This week in learning SAS we began working with Proc Fastlclus – a procedure to group data together by two or more variables. This is particularly useful for data that has little linear relationship. Once you’ve identified clusters it helps to find similar characteristics among the clusters to aid in predicting outcomes for other observations with similar characteristics.
For example, we we were working with prescription details of opiate medications vs. other types from Medicare providers in NC. Each dot is a provider and the plot indicates the ratio of opioid prescriptions (x-axis) to nonopioid prescriptions (y-axis) by the total days of supply in the prescription. When plotted the data looks like this:
Proc Fastclus takes a number (k) of “centroids” set by the analyst and finds the cluster of points nearest that centroid. Using Proc Fastclus we re-plot the data using the cluster that was assigned. We get the resulting scatter plot:
Now it’s much easier to see some patterns in the plot and describe the data:
- Cluster 1 – Outliers of high ratio of opioids to nonopioids
- Cluster 2 – The larger group that have a high opioid/nonopiod prescription rate
- Cluster 3 – Those that have the higher nonpioid/opioid rate
- Cluster 4 – The outliers in the high nonopioid/opioid rate
- Cluster 5 – The vast majority of providers that have relatively low rates of both opioid and nonopioid prescriptions
Now we could explore each cluster to find commonalities in the providers – Are they of similar specialties? organizations? geographic areas? – that could be used to predict future prescription rates.

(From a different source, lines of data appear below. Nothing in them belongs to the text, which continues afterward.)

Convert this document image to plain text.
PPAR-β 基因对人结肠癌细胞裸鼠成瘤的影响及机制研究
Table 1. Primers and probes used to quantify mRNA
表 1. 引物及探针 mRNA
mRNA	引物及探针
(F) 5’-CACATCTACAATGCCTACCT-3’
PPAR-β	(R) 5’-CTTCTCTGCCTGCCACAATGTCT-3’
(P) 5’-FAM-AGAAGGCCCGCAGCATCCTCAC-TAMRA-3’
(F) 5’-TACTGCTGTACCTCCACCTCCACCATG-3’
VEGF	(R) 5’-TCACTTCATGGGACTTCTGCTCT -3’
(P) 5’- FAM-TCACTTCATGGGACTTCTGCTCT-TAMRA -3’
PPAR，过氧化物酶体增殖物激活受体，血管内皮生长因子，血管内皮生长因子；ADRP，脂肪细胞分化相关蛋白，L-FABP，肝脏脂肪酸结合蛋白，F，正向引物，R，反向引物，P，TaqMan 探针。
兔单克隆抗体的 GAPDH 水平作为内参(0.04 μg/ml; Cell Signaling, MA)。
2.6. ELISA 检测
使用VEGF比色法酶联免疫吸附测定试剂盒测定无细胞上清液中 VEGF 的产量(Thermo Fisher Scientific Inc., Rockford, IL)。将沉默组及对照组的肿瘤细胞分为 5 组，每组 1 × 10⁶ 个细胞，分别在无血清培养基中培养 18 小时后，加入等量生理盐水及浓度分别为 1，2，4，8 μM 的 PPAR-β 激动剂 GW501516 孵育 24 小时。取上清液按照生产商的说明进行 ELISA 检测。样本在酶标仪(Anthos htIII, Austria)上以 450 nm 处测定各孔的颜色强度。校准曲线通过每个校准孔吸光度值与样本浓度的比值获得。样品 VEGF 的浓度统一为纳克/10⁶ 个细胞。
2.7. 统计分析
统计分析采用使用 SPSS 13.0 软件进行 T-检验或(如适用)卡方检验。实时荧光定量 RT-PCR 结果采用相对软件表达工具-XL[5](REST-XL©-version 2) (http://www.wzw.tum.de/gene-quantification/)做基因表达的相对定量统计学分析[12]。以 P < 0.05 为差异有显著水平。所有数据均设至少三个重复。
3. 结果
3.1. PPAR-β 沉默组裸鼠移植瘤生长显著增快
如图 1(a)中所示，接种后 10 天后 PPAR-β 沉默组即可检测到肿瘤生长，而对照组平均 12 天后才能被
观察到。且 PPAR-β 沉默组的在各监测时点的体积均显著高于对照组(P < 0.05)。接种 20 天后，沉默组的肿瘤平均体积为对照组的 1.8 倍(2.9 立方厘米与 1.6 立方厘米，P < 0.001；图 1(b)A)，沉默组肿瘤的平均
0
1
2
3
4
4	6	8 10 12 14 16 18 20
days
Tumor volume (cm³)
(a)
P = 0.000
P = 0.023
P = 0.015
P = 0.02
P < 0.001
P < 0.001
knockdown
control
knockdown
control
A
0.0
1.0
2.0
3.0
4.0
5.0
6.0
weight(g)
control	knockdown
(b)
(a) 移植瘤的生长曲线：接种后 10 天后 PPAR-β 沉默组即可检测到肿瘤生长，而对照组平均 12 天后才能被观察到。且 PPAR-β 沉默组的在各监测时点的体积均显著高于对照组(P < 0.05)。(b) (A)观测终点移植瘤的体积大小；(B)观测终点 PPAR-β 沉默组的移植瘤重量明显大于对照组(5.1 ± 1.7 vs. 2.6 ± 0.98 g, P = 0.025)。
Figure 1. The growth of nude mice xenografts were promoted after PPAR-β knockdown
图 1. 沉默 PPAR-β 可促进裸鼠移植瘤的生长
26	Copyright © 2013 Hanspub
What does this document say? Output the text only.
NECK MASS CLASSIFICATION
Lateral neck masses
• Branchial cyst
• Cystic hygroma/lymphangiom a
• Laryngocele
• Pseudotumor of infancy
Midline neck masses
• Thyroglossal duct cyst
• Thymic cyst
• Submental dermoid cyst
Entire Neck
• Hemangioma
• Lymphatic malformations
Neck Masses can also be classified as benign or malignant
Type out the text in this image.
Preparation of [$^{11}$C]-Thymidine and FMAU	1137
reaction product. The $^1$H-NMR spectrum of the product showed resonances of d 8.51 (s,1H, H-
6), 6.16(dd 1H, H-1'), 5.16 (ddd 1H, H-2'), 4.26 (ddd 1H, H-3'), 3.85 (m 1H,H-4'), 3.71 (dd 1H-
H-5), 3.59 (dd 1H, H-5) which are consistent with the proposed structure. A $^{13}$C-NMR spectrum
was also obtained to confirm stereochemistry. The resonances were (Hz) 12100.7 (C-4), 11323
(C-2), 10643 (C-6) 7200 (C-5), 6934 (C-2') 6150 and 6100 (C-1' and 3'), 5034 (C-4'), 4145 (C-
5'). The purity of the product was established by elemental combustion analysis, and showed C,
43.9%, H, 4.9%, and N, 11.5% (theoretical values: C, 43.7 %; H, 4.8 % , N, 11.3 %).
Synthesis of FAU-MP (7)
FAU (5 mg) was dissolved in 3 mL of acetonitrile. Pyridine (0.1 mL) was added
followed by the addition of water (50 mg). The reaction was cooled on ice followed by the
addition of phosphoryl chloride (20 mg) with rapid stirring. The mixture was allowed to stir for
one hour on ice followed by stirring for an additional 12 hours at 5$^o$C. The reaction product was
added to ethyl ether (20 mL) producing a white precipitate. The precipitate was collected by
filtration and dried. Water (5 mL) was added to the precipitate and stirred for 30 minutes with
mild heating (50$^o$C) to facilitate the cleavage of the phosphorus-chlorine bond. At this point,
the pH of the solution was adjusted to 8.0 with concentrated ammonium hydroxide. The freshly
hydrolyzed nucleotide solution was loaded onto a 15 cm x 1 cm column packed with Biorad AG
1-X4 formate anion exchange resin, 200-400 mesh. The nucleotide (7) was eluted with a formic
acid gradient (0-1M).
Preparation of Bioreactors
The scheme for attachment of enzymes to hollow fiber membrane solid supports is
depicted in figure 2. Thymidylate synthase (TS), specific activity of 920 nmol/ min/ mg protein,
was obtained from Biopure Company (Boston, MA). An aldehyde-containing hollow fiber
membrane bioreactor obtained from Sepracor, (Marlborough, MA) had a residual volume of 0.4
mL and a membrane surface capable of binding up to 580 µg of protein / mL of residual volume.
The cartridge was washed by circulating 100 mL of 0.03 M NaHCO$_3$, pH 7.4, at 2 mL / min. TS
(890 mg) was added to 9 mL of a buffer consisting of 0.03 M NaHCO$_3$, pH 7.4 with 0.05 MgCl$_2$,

This could be very useful to me as I have a very similar looking scatter plot when I look at response vs. return on investment (ROI) for marketing efforts sent from our office:
So if I run proc fastlclus with 10 clusters and replot:
I may need to fine tune a little, but at least now it’s easy to see some of the commonalities. Just at a quick glance, clusters 7 and 8 appear to be the efforts that had a negative ROI. And then it seems that ROI was the most important in determining the clusters. It’s certainly a start. Time to keep working with fastclus and see how I can help improve our direct marketing at work.